New York Manufacturing Shows Much More Modest Growth Under Expectations

The Federal Reserve Bank of New York has released its Empire State Manufacturing Survey for April, and the results were far less robust than had been expected. The General Business Conditions Index was up at just 5.2 in April. Bloomberg had called for a gain of 15.0, and this is far less robust than the 16.4 reading seen in March and 18.7 seen in February.

Monday’s report from the New York Fed was one of more subdued growth. Among New York State manufacturers, 35% of respondents said that general business conditions had improved over the month, but 30% reported that they had worsened.

While weak, this cooling in the manufacturing area of the New York region showed that delivery times were slower with a bottlenecking in the supply chain.

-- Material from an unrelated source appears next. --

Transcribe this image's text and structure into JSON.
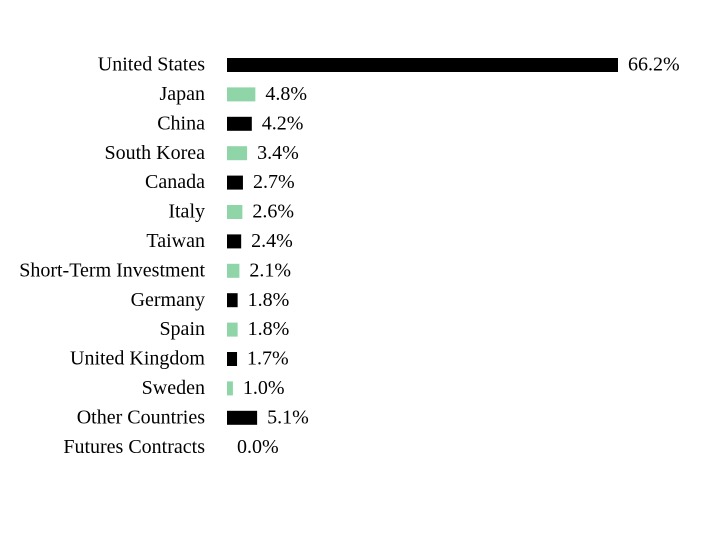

New orders growth also was shown to have eased in April, down 14 points to 7.0. Unfilled orders were up at 12.4, but that was down marginally from the prior month.

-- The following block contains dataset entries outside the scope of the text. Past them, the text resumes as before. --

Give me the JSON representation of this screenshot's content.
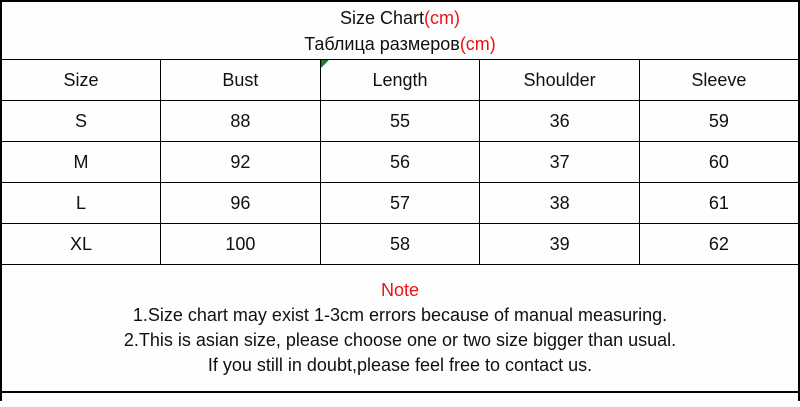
{
  "title": {
    "en": "Size Chart",
    "en_unit": "(cm)",
    "ru": "Таблица размеров",
    "ru_unit": "(cm)"
  },
  "note": {
    "heading": "Note",
    "lines": [
      "1.Size chart may exist 1-3cm errors because of manual measuring.",
      "2.This is asian size, please choose one or two size bigger than usual.",
      "If you still in doubt,please feel free to contact us."
    ]
  },
  "colors": {
    "accent_red": "#ee1113",
    "marker_green": "#1e7b2d",
    "border": "#000000",
    "text": "#101010",
    "background": "#ffffff"
  },
  "chart_data": {
    "type": "table",
    "title": "Size Chart(cm)",
    "subtitle": "Таблица размеров(cm)",
    "unit": "cm",
    "columns": [
      "Size",
      "Bust",
      "Length",
      "Shoulder",
      "Sleeve"
    ],
    "rows": [
      [
        "S",
        "88",
        "55",
        "36",
        "59"
      ],
      [
        "M",
        "92",
        "56",
        "37",
        "60"
      ],
      [
        "L",
        "96",
        "57",
        "38",
        "61"
      ],
      [
        "XL",
        "100",
        "58",
        "39",
        "62"
      ]
    ],
    "notes": [
      "1.Size chart may exist 1-3cm errors because of manual measuring.",
      "2.This is asian size, please choose one or two size bigger than usual.",
      "If you still in doubt,please feel free to contact us."
    ]
  }
}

What did grow was the employment index, up at 13.9 in April. That is a two-year high.

The New York Fed’s overview noted about labor and prices:

Labor market indicators pointed to further sturdy increases in both employment and hours worked. Input prices and selling prices rose at a modest pace again this month. Indexes assessing the six-month outlook continued to convey a fairly high degree of optimism about future conditions.

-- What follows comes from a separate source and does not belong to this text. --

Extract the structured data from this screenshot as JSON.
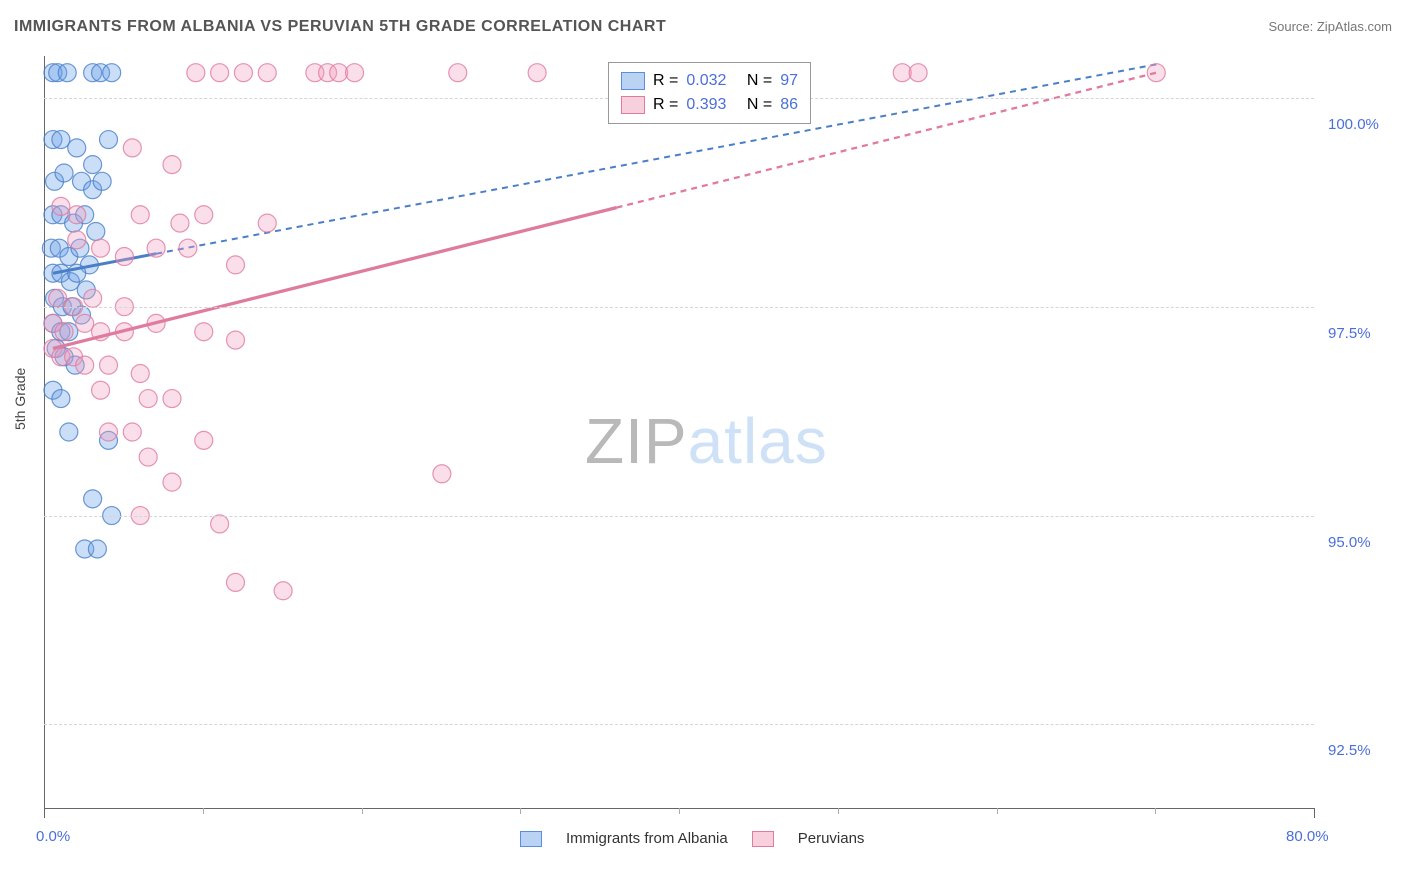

Monday’s report may have been weaker than expected, but expectations were mixed to higher. The New York Fed said:

Forward-looking indexes were mixed but generally at high levels, suggesting fairly widespread optimism about future conditions. The index for future business conditions rose three points to 39.9, while the future new orders and shipments indexes declined modestly. Employment and hours worked were expected to increase fairly briskly in the months ahead. The index for planned capital expenditures climbed four points to 27.7—its highest level in more than two years—and the technology spending index jumped seven points to 15.3.